Work with different personalities

“When I was a broker, I would maybe work with someone for a few months and then they were out of my life if they were difficult,” Millburn says with a laugh. But these days, he says owning a business means learning to work well with people and respect them despite personality differences.

He still catches himself thinking they all share the same vision, but managing people reminds him that some visions are different. So listening is crucial. “They have a perspective that I don’t. If I don’t use it, we go forward without the full ammunition that we could have,” he says.

Millburn says he used to hesitate to address issues because he considers himself a kind person and didn’t want to come across as a difficult manager.

“If someone didn’t do their job right, I tried to ignore it and maybe it wouldn’t come up again,” he says. “It kept festering and building inefficiencies.
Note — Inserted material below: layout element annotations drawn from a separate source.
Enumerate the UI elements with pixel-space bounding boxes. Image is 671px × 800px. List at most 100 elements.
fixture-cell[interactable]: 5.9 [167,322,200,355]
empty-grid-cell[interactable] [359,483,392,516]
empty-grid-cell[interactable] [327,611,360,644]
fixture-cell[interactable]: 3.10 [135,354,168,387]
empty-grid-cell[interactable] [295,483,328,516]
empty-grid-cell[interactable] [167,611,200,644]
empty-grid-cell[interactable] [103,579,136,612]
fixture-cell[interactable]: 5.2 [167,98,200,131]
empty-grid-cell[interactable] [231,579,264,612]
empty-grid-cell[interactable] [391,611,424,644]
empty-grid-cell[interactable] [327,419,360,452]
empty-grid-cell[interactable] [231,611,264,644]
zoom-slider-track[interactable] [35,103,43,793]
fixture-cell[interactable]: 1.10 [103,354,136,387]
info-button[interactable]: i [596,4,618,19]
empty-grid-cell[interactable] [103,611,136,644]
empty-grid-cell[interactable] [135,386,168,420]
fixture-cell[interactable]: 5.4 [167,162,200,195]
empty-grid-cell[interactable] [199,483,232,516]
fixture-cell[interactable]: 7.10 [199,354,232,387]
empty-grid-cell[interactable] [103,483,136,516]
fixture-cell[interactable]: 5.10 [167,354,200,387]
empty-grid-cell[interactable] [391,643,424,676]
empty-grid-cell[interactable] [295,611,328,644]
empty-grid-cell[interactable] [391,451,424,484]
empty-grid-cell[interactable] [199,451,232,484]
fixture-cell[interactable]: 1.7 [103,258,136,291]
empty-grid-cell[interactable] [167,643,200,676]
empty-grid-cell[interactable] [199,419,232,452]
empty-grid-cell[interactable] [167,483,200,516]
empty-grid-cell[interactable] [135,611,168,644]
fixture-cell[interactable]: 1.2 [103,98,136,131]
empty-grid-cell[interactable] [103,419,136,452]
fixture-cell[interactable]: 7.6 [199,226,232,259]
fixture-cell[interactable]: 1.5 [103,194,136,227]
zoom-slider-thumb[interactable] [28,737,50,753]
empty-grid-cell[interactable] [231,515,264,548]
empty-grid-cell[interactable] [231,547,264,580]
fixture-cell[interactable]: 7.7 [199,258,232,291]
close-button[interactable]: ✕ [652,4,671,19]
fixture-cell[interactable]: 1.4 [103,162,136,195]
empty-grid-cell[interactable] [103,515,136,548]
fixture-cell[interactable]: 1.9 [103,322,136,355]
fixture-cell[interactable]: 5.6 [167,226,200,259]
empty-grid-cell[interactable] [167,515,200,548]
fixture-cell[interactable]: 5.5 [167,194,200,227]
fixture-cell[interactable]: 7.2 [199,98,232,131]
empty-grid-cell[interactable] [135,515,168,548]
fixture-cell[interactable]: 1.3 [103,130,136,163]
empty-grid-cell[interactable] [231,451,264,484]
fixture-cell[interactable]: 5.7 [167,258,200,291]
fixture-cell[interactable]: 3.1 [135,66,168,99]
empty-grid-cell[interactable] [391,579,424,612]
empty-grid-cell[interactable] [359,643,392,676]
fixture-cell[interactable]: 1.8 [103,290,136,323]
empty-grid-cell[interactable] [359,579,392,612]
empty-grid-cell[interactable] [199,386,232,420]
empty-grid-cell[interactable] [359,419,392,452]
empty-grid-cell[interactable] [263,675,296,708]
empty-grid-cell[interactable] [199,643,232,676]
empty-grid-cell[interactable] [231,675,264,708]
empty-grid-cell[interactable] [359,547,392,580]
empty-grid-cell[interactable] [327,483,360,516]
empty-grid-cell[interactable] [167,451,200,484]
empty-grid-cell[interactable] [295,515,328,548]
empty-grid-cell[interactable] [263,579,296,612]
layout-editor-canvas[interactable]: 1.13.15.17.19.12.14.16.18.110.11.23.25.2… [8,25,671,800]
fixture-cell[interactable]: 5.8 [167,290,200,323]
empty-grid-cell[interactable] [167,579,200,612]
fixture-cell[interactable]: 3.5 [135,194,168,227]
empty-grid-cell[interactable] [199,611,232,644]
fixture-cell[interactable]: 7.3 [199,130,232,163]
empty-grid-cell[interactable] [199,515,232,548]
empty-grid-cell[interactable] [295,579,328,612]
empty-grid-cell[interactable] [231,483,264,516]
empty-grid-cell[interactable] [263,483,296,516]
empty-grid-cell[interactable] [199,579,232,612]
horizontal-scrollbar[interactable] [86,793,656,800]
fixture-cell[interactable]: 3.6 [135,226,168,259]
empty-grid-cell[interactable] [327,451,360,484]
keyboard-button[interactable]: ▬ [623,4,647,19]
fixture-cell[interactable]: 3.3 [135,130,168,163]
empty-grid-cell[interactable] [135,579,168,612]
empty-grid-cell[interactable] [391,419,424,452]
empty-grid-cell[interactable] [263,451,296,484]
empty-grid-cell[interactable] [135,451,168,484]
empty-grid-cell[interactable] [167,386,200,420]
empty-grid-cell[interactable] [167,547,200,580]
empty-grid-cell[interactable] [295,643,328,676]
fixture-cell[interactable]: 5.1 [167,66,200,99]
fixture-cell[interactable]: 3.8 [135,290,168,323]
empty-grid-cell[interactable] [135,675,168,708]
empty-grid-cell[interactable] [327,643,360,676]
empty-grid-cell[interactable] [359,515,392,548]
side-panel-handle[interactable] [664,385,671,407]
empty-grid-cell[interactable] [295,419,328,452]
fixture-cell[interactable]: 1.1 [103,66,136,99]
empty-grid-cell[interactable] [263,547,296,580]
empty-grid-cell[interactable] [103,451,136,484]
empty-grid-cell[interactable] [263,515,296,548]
So after having some failures with this, I re-assessed and said I need help with managing these people better. I need to learn how to trust people and have those hard conversations.”

Learn to step back

Millburn says he missed out on business growth opportunities in the beginning because he was too focused on micromanaging. Now he explains to his employees why it’s important to do things a certain way while also giving them confidence to do it on their own. Millburn says to resist the urge to just do things yourself in order to make sure they’re done right. “You don’t get ahead that way, they don’t get ahead.”

Managing details is easy for him. But one of the hardest lessons learned after going from a broker sales position to managing more than 160 people was this: Show your people that you trust them by delegating.

For example, one early delegation was email. When Millburn was a broker, he received about 90 emails a day. “I would complain, almost as if it was a badge of honor, saying, ‘And these aren’t spam emails! They’re real!’”

Then he started his business, and his inbox quickly racked up to 300 emails a day. “It was overwhelming,” he says. “You can’t respond to all those emails.”

He quickly learned he needed to delegate and trust that his employees could help with the workload—in all areas of the business.